Download or read book The Holy Roman Empire written by Barbara Stollberg-Rilinger and published by Princeton University Press. This book was released on 2021-05-11 with total page 180 pages. Available in PDF, EPUB and Kindle. Book excerpt: A new interpretation of the Holy Roman Empire that reveals why it was not a failed state as many historians believe The Holy Roman Empire emerged in the Middle Ages as a loosely integrated union of German states and city-states under the supreme rule of an emperor. Around 1500, it took on a more formal structure with the establishment of powerful institutions--such as the Reichstag and Imperial Chamber Court--that would endure more or less intact until the empire's dissolution by Napoleon in 1806. Barbara Stollberg-Rilinger provides a concise history of the Holy Roman Empire, presenting an entirely new interpretation of the empire's political culture and remarkably durable institutions. Rather than comparing the empire to modern states or associations like the European Union, Stollberg-Rilinger shows how it was a political body unlike any other--it had no standing army, no clear boundaries, no general taxation or bureaucracy. She describes a heterogeneous association based on tradition and shared purpose, bound together by personal loyalty and reciprocity, and constantly reenacted by solemn rituals. In a narrative spanning three turbulent centuries, she takes readers from the reform era at the dawn of the sixteenth century to the crisis of the Reformation, from the consolidation of the Peace of Augsburg to the destructive fury of the Thirty Years' War, from the conflict between Austria and Prussia to the empire's downfall in the age of the French Revolution. Authoritative and accessible, The Holy Roman Empire is an incomparable introduction to this momentous period in the history of Europe.

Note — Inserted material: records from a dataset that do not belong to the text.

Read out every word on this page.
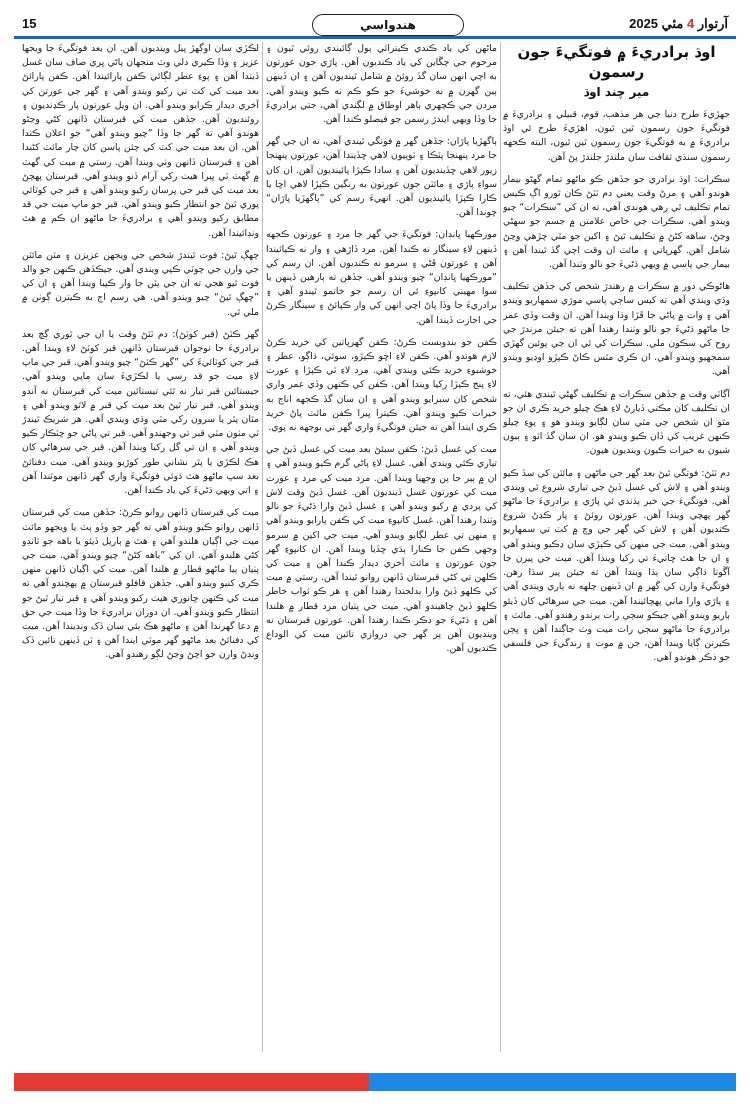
15	هندواسي	آرتوار 4 مئي 2025
اوڌ برادريءَ ۾ فوتگيءَ جون رسمون
مير چند اوڌ

جهڙيءَ طرح دنيا جي هر مذهب، قوم، قبيلي ۽ برادريءَ ۾ فوتگيءَ جون رسمون ٿين ٿيون، اهڙيءَ طرح ئي اوڌ برادريءَ ۾ به فوتگيءَ جون رسمون ٿين ٿيون، البته ڪجهه رسمون سنڌي ثقافت سان ملندڙ جلندڙ پڻ آهن.

سڪرات: اوڌ برادري جو جڏهن ڪو ماڻهو تمام گهڻو بيمار هوندو آهي ۽ مرڻ وقت يعني دم ٽٽڻ ڪان ٿورو اڳ ڪيس تمام تڪليف ٿي رهي هوندي آهي، ته ان کي ”سڪرات“ چيو ويندو آهي. سڪرات جي خاص علامتن ۾ جسم جو سهڻي وڃڻ، ساهه کڻڻ ۾ تڪليف ٿيڻ ۽ اکين جو مٿي چڙهي وڃڻ شامل آهن. گهرڀاتي ۽ مائٽ ان وقت اچي گڏ ٿيندا آهن ۽ بيمار جي پاسي ۾ ويهي ڌڻيءَ جو نالو وٺندا آهن.

هاڻوڪي دور ۾ سڪرات ۾ رهندڙ شخص کي جڏهن تڪليف وڌي ويندي آهي ته کيس ساڄي پاسي موڙي سمهاريو ويندو آهي ۽ وات ۾ پاڻي جا ڦڙا وڌا ويندا آهن. ان وقت وڏي عمر جا ماڻهو ڌڻيءَ جو نالو وٺندا رهندا آهن ته جيئن مرندڙ جي روح کي سڪون ملي. سڪرات کي ئي ان جي پوئين گهڙي سمجهيو ويندو آهي. ان ڪري مٿس ڪاڻ ڪپڙو اوڍيو ويندو آهي.

آڳاٽي وقت ۾ جڏهن سڪرات ۾ تڪليف گهڻي ٿيندي هئي، ته ان تڪليف کان مڪتي ڏيارڻ لاءِ هڪ چيلو خريد ڪري ان جو مٿو ان شخص جي مٿي سان لڳايو ويندو هو ۽ پوءِ چيلو ڪنهن غريب کي ڏان ڪيو ويندو هو. ان سان گڏ اٽو ۽ ٻيون شيون به خيرات ڪيون وينديون هيون.

دم ٽٽڻ: فوتگي ٿيڻ بعد گهر جي ماڻهن ۽ مائٽن کي سڏ ڪيو ويندو آهي ۽ لاش کي غسل ڏيڻ جي تياري شروع ٿي ويندي آهي. فوتگيءَ جي خبر ٻڌندي ئي پاڙي ۽ برادريءَ جا ماڻهو گهر پهچي ويندا آهن. عورتون روئڻ ۽ پار ڪڍڻ شروع ڪنديون آهن ۽ لاش کي گهر جي وچ ۾ کٽ تي سمهاريو ويندو آهي. ميت جي منهن کي ڪپڙي سان ڍڪيو ويندو آهي ۽ ان جا هٿ ڇاتيءَ تي رکيا ويندا آهن. ميت جي پيرن جا آڱوٺا ڌاڳي سان ٻڌا ويندا آهن ته جيئن پير سڌا رهن. فوتگيءَ وارن کي گهر ۾ ان ڏينهن چلهه نه ٻاري ويندي آهي ۽ پاڙي وارا ماني پهچائيندا آهن. ميت جي سرهاڻي کان ڏيئو ٻاريو ويندو آهي جيڪو سڄي رات ٻرندو رهندو آهي. مائٽ ۽ برادريءَ جا ماڻهو سڄي رات ميت وٽ جاڳندا آهن ۽ ڀڄن ڪيرتن ڳايا ويندا آهن، جن ۾ موت ۽ زندگيءَ جي فلسفي جو ذڪر هوندو آهي.

ماڻهن کي ياد ڪندي ڪيترائي ٻول ڳائيندي روئي ٿيون ۽ مرحوم جي چڱاين کي ياد ڪنديون آهن. پاڙي جون عورتون به اچي انهن سان گڏ روئڻ ۾ شامل ٿينديون آهن ۽ ان ڏينهن ٻين گهرن ۾ به خوشيءَ جو ڪو ڪم نه ڪيو ويندو آهي. مردن جي ڪچهري ٻاهر اوطاق ۾ لڳندي آهي، جتي برادريءَ جا وڏا ويهي ايندڙ رسمن جو فيصلو ڪندا آهن.

ٻاگهڙيا پاڙان: جڏهن گهر ۾ فوتگي ٿيندي آهي، ته ان جي گهر جا مرد پنهنجا پٽڪا ۽ ٽوپيون لاهي ڇڏيندا آهن، عورتون پنهنجا زيور لاهي ڇڏينديون آهن ۽ سادا ڪپڙا پائينديون آهن. ان کان سواءِ پاڙي ۽ مائٽن جون عورتون به رنگين ڪپڙا لاهي اڇا يا ڪارا ڪپڙا پائينديون آهن. انهيءَ رسم کي ”ٻاگهڙيا پاڙان“ چوندا آهن.

مورڪهيا ڀانڊان: فوتگيءَ جي گهر جا مرد ۽ عورتون ڪجهه ڏينهن لاءِ سينگار نه ڪندا آهن. مرد ڏاڙهي ۽ وار نه ڪپائيندا آهن ۽ عورتون ڦڻي ۽ سرمو نه ڪنديون آهن. ان رسم کي ”مورڪهيا ڀانڊان“ چيو ويندو آهي. جڏهن ته ٻارهين ڏينهن يا سوا مهيني کانپوءِ ئي ان رسم جو خاتمو ٿيندو آهي ۽ برادريءَ جا وڏا پاڻ اچي انهن کي وار ڪپائڻ ۽ سينگار ڪرڻ جي اجازت ڏيندا آهن.

ڪفن جو بندوبست ڪرڻ: ڪفن گهرڀاتين کي خريد ڪرڻ لازم هوندو آهي. ڪفن لاءِ اڇو ڪپڙو، سوئي، ڌاڳو، عطر ۽ خوشبوءِ خريد ڪئي ويندي آهي. مرد لاءِ ٽي ڪپڙا ۽ عورت لاءِ پنج ڪپڙا رکيا ويندا آهن. ڪفن کي ڪنهن وڏي عمر واري شخص کان سبرايو ويندو آهي ۽ ان سان گڏ ڪجهه اناج به خيرات ڪيو ويندو آهي. ڪيترا ڀيرا ڪفن مائٽ پاڻ خريد ڪري ايندا آهن ته جيئن فوتگيءَ واري گهر تي بوجهه نه پوي.

ميت کي غسل ڏيڻ: ڪفن سبئڻ بعد ميت کي غسل ڏيڻ جي تياري ڪئي ويندي آهي. غسل لاءِ پاڻي گرم ڪيو ويندو آهي ۽ ان ۾ ٻير جا پن وجهيا ويندا آهن. مرد ميت کي مرد ۽ عورت ميت کي عورتون غسل ڏينديون آهن. غسل ڏيڻ وقت لاش کي پردي ۾ رکيو ويندو آهي ۽ غسل ڏيڻ وارا ڌڻيءَ جو نالو وٺندا رهندا آهن. غسل کانپوءِ ميت کي ڪفن پارايو ويندو آهي ۽ منهن تي عطر لڳايو ويندو آهي. ميت جي اکين ۾ سرمو وجهي ڪفن جا ڪنارا ٻڌي ڇڏيا ويندا آهن. ان کانپوءِ گهر جون عورتون ۽ مائٽ آخري ديدار ڪندا آهن ۽ ميت کي ڪلهن تي کڻي قبرستان ڏانهن روانو ٿيندا آهن. رستي ۾ ميت کي ڪلهو ڏيڻ وارا بدلجندا رهندا آهن ۽ هر ڪو ثواب خاطر ڪلهو ڏيڻ چاهيندو آهي. ميت جي پٺيان مرد قطار ۾ هلندا آهن ۽ ڌڻيءَ جو ذڪر ڪندا رهندا آهن. عورتون قبرستان نه وينديون آهن پر گهر جي دروازي تائين ميت کي الوداع ڪنديون آهن.

لڪڙي سان اوڳهڙ پيل وينديون آهن. ان بعد فوتگيءَ جا ويجها عزيز ۽ وڏا ڪيري دلي وٽ منجهان پاڻي ڀري صاف سان غسل ڏيندا آهن ۽ پوءِ عطر لڳائي ڪفن پارائيندا آهن. ڪفن پارائڻ بعد ميت کي کٽ تي رکيو ويندو آهي ۽ گهر جي عورتن کي آخري ديدار ڪرايو ويندو آهي. ان ويل عورتون پار ڪڍنديون ۽ روئنديون آهن. جڏهن ميت کي قبرستان ڏانهن کڻي وڃڻو هوندو آهي ته گهر جا وڏا ”چيو ويندو آهي“ جو اعلان ڪندا آهن. ان بعد ميت جي کٽ کي چئن پاسن کان چار مائٽ کڻندا آهن ۽ قبرستان ڏانهن وٺي ويندا آهن. رستي ۾ ميت کي گهٽ ۾ گهٽ ٽي ڀيرا هيٺ رکي آرام ڏنو ويندو آهي. قبرستان پهچڻ بعد ميت کي قبر جي ڀرسان رکيو ويندو آهي ۽ قبر جي کوٽائي پوري ٿيڻ جو انتظار ڪيو ويندو آهي. قبر جو ماپ ميت جي قد مطابق رکيو ويندو آهي ۽ برادريءَ جا ماڻهو ان ڪم ۾ هٿ ونڊائيندا آهن.

چهڳ ٿيڻ: فوت ٿيندڙ شخص جي ويجهن عزيزن ۽ مٽن مائٽن جي وارن جي چوٽي ڪپي ويندي آهي. جيڪڏهن ڪنهن جو والد فوت ٿيو هجي ته ان جي پٽن جا وار ڪپيا ويندا آهن ۽ ان کي ”چهڳ ٿيڻ“ چيو ويندو آهي. هي رسم اڄ به ڪيترن ڳوٺن ۾ ملي ٿي.

گهر ڪٽڻ (قبر کوٽڻ): دم ٽٽڻ وقت يا ان جي ٿوري ڳچ بعد برادريءَ جا نوجوان قبرستان ڏانهن قبر کوٽڻ لاءِ ويندا آهن. قبر جي کوٽائيءَ کي ”گهر ڪٽڻ“ چيو ويندو آهي. قبر جي ماپ لاءِ ميت جو قد رسي يا لڪڙيءَ سان ماپي ويندو آهي. جيستائين قبر تيار نه ٿئي تيستائين ميت کي قبرستان نه آندو ويندو آهي. قبر تيار ٿيڻ بعد ميت کي قبر ۾ لاٿو ويندو آهي ۽ مٿان پٿر يا سرون رکي مٽي وڌي ويندي آهي. هر شريڪ ٿيندڙ ٽي مٺون مٽي قبر تي وجهندو آهي. قبر تي پاڻي جو ڇٽڪار ڪيو ويندو آهي ۽ ان تي گل رکيا ويندا آهن. قبر جي سرهاڻي کان هڪ لڪڙي يا پٿر نشاني طور کوڙيو ويندو آهي. ميت دفنائڻ بعد سڀ ماڻهو هٿ ڌوئي فوتگيءَ واري گهر ڏانهن موٽندا آهن ۽ اتي ويهي ڌڻيءَ کي ياد ڪندا آهن.

ميت کي قبرستان ڏانهن روانو ڪرڻ: جڏهن ميت کي قبرستان ڏانهن روانو ڪيو ويندو آهي ته گهر جو وڏو پٽ يا ويجهو مائٽ ميت جي اڳيان هلندو آهي ۽ هٿ ۾ ٻاريل ڏيئو يا باهه جو ٽانڊو کڻي هلندو آهي. ان کي ”باهه کڻڻ“ چيو ويندو آهي. ميت جي پٺيان ٻيا ماڻهو قطار ۾ هلندا آهن. ميت کي اڳيان ڏانهن منهن ڪري کنيو ويندو آهي. جڏهن قافلو قبرستان ۾ پهچندو آهي ته ميت کي ڪنهن ڇانوري هيٺ رکيو ويندو آهي ۽ قبر تيار ٿيڻ جو انتظار ڪيو ويندو آهي. ان دوران برادريءَ جا وڏا ميت جي حق ۾ دعا گهرندا آهن ۽ ماڻهو هڪ ٻئي سان ڏک ونڊيندا آهن. ميت کي دفنائڻ بعد ماڻهو گهر موٽي ايندا آهن ۽ ٽن ڏينهن تائين ڏک ونڊڻ وارن جو اچڻ وڃڻ لڳو رهندو آهي.
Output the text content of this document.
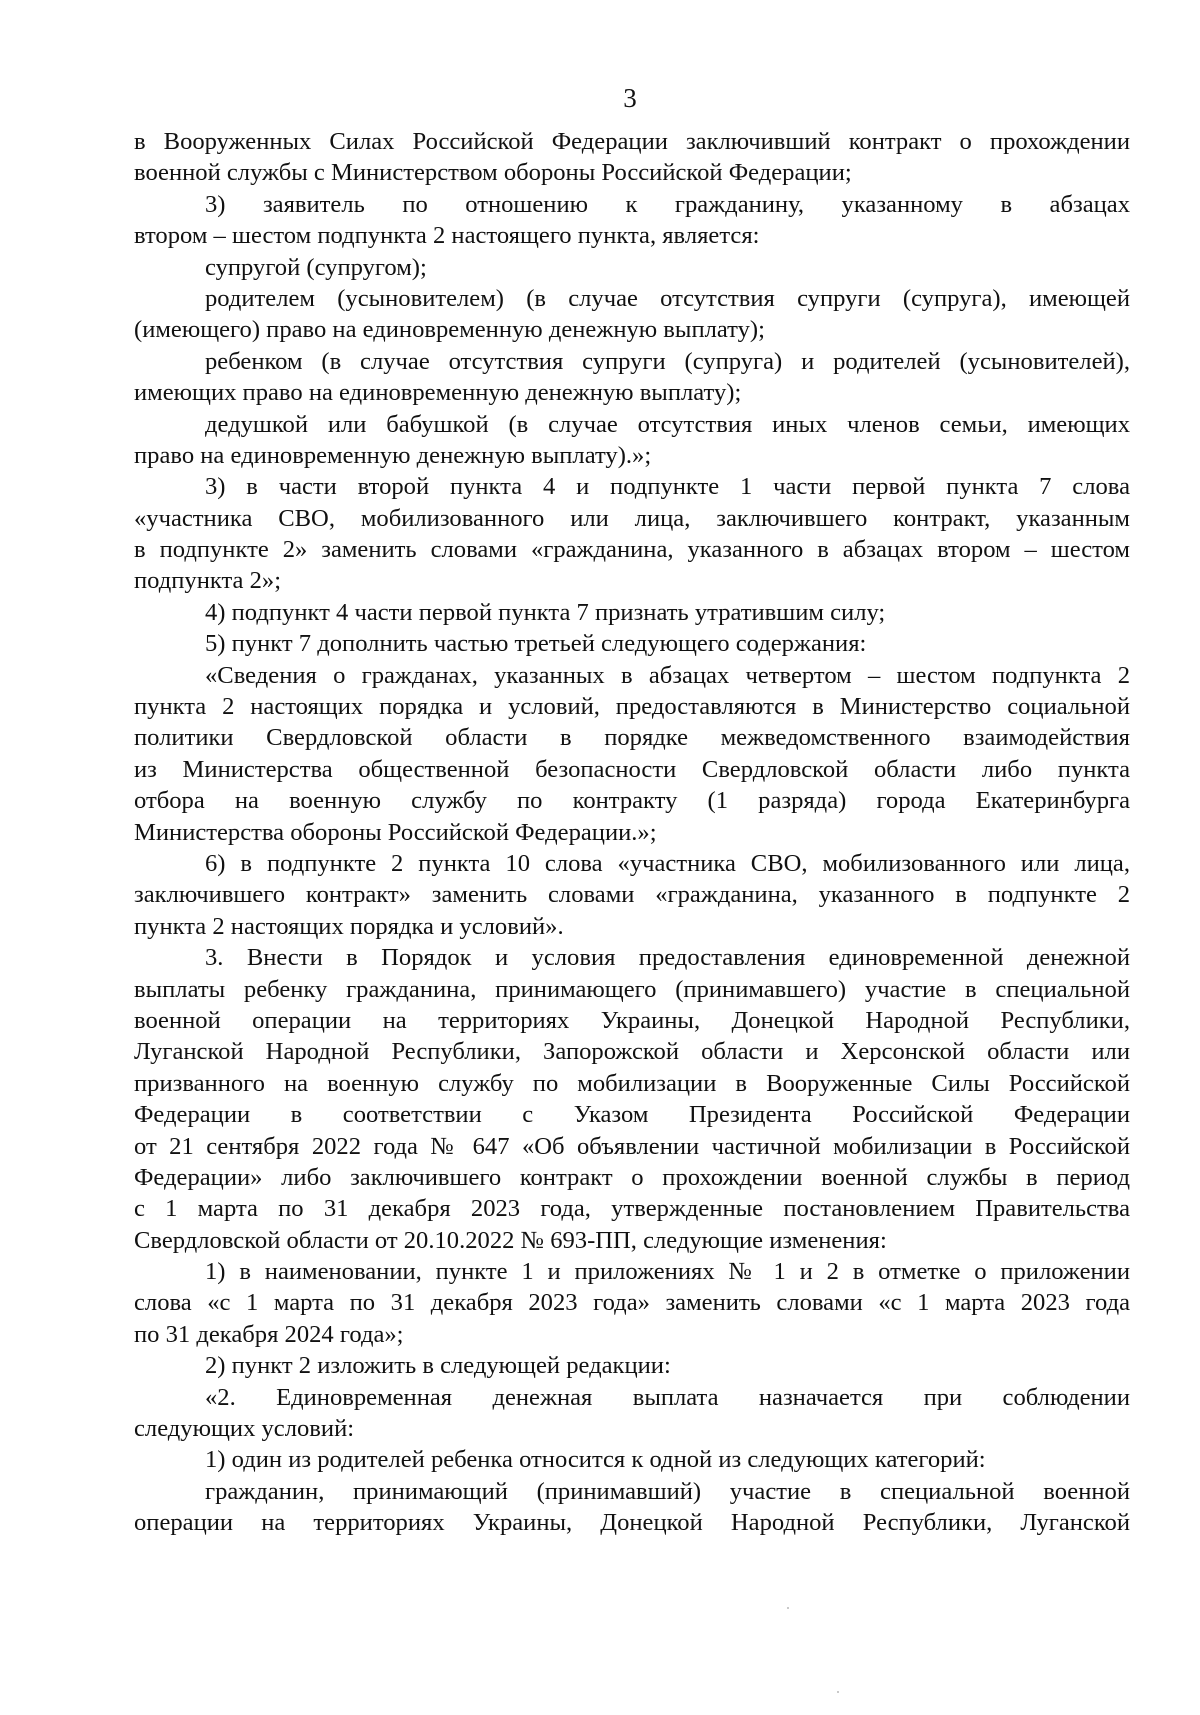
3
в Вооруженных Силах Российской Федерации заключивший контракт о прохождении
военной службы с Министерством обороны Российской Федерации;
3) заявитель по отношению к гражданину, указанному в абзацах
втором – шестом подпункта 2 настоящего пункта, является:
супругой (супругом);
родителем (усыновителем) (в случае отсутствия супруги (супруга), имеющей
(имеющего) право на единовременную денежную выплату);
ребенком (в случае отсутствия супруги (супруга) и родителей (усыновителей),
имеющих право на единовременную денежную выплату);
дедушкой или бабушкой (в случае отсутствия иных членов семьи, имеющих
право на единовременную денежную выплату).»;
3) в части второй пункта 4 и подпункте 1 части первой пункта 7 слова
«участника СВО, мобилизованного или лица, заключившего контракт, указанным
в подпункте 2» заменить словами «гражданина, указанного в абзацах втором – шестом
подпункта 2»;
4) подпункт 4 части первой пункта 7 признать утратившим силу;
5) пункт 7 дополнить частью третьей следующего содержания:
«Сведения о гражданах, указанных в абзацах четвертом – шестом подпункта 2
пункта 2 настоящих порядка и условий, предоставляются в Министерство социальной
политики Свердловской области в порядке межведомственного взаимодействия
из Министерства общественной безопасности Свердловской области либо пункта
отбора на военную службу по контракту (1 разряда) города Екатеринбурга
Министерства обороны Российской Федерации.»;
6) в подпункте 2 пункта 10 слова «участника СВО, мобилизованного или лица,
заключившего контракт» заменить словами «гражданина, указанного в подпункте 2
пункта 2 настоящих порядка и условий».
3. Внести в Порядок и условия предоставления единовременной денежной
выплаты ребенку гражданина, принимающего (принимавшего) участие в специальной
военной операции на территориях Украины, Донецкой Народной Республики,
Луганской Народной Республики, Запорожской области и Херсонской области или
призванного на военную службу по мобилизации в Вооруженные Силы Российской
Федерации в соответствии с Указом Президента Российской Федерации
от 21 сентября 2022 года № 647 «Об объявлении частичной мобилизации в Российской
Федерации» либо заключившего контракт о прохождении военной службы в период
с 1 марта по 31 декабря 2023 года, утвержденные постановлением Правительства
Свердловской области от 20.10.2022 № 693-ПП, следующие изменения:
1) в наименовании, пункте 1 и приложениях № 1 и 2 в отметке о приложении
слова «с 1 марта по 31 декабря 2023 года» заменить словами «с 1 марта 2023 года
по 31 декабря 2024 года»;
2) пункт 2 изложить в следующей редакции:
«2. Единовременная денежная выплата назначается при соблюдении
следующих условий:
1) один из родителей ребенка относится к одной из следующих категорий:
гражданин, принимающий (принимавший) участие в специальной военной
операции на территориях Украины, Донецкой Народной Республики, Луганской
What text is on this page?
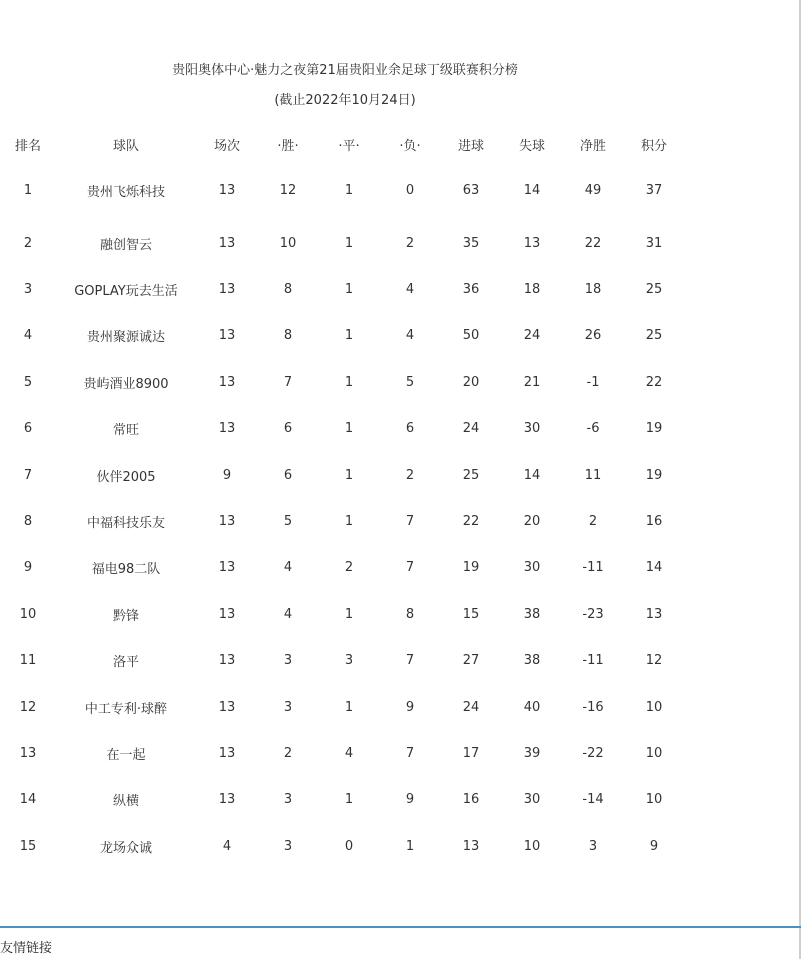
贵阳奥体中心·魅力之夜第21届贵阳业余足球丁级联赛积分榜
(截止2022年10月24日)
排名	球队	场次	·胜·	·平·	·负·	进球	失球	净胜	积分
1	贵州飞烁科技	13	12	1	0	63	14	49	37
2	融创智云	13	10	1	2	35	13	22	31
3	GOPLAY玩去生活	13	8	1	4	36	18	18	25
4	贵州聚源诚达	13	8	1	4	50	24	26	25
5	贵屿酒业8900	13	7	1	5	20	21	-1	22
6	常旺	13	6	1	6	24	30	-6	19
7	伙伴2005	9	6	1	2	25	14	11	19
8	中福科技乐友	13	5	1	7	22	20	2	16
9	福电98二队	13	4	2	7	19	30	-11	14
10	黔锋	13	4	1	8	15	38	-23	13
11	洛平	13	3	3	7	27	38	-11	12
12	中工专利·球醉	13	3	1	9	24	40	-16	10
13	在一起	13	2	4	7	17	39	-22	10
14	纵横	13	3	1	9	16	30	-14	10
15	龙场众诚	4	3	0	1	13	10	3	9
友情链接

Book Luxury Arts of the Renaissance

    Book Details:
  • Author : Marina Belozerskaya
  • Publisher : Getty Publications
  • Release : 2005-10-01
  • ISBN : 0892367857
  • Pages : 292 pages

Download or read book Luxury Arts of the Renaissance written by Marina Belozerskaya and published by Getty Publications. This book was released on 2005-10-01 with total page 292 pages. Available in PDF, EPUB and Kindle. Book excerpt: Today we associate the Renaissance with painting, sculpture, and architecture—the “major” arts. Yet contemporaries often held the “minor” arts—gem-studded goldwork, richly embellished armor, splendid tapestries and embroideries, music, and ephemeral multi-media spectacles—in much higher esteem. Isabella d’Este, Marchesa of Mantua, was typical of the Italian nobility: she bequeathed to her children precious stone vases mounted in gold, engraved gems, ivories, and antique bronzes and marbles; her favorite ladies-in-waiting, by contrast, received mere paintings. Renaissance patrons and observers extolled finely wrought luxury artifacts for their exquisite craftsmanship and the symbolic capital of their components; paintings and sculptures in modest materials, although discussed by some literati, were of lesser consequence. This book endeavors to return to the mainstream material long marginalized as a result of historical and ideological biases of the intervening centuries. The author analyzes how luxury arts went from being lofty markers of ascendancy and discernment in the Renaissance to being dismissed as “decorative” or “minor” arts—extravagant trinkets of the rich unworthy of the status of Art. Then, by re-examining the objects themselves and their uses in their day, she shows how sumptuous creations constructed the world and taste of Renaissance women and men.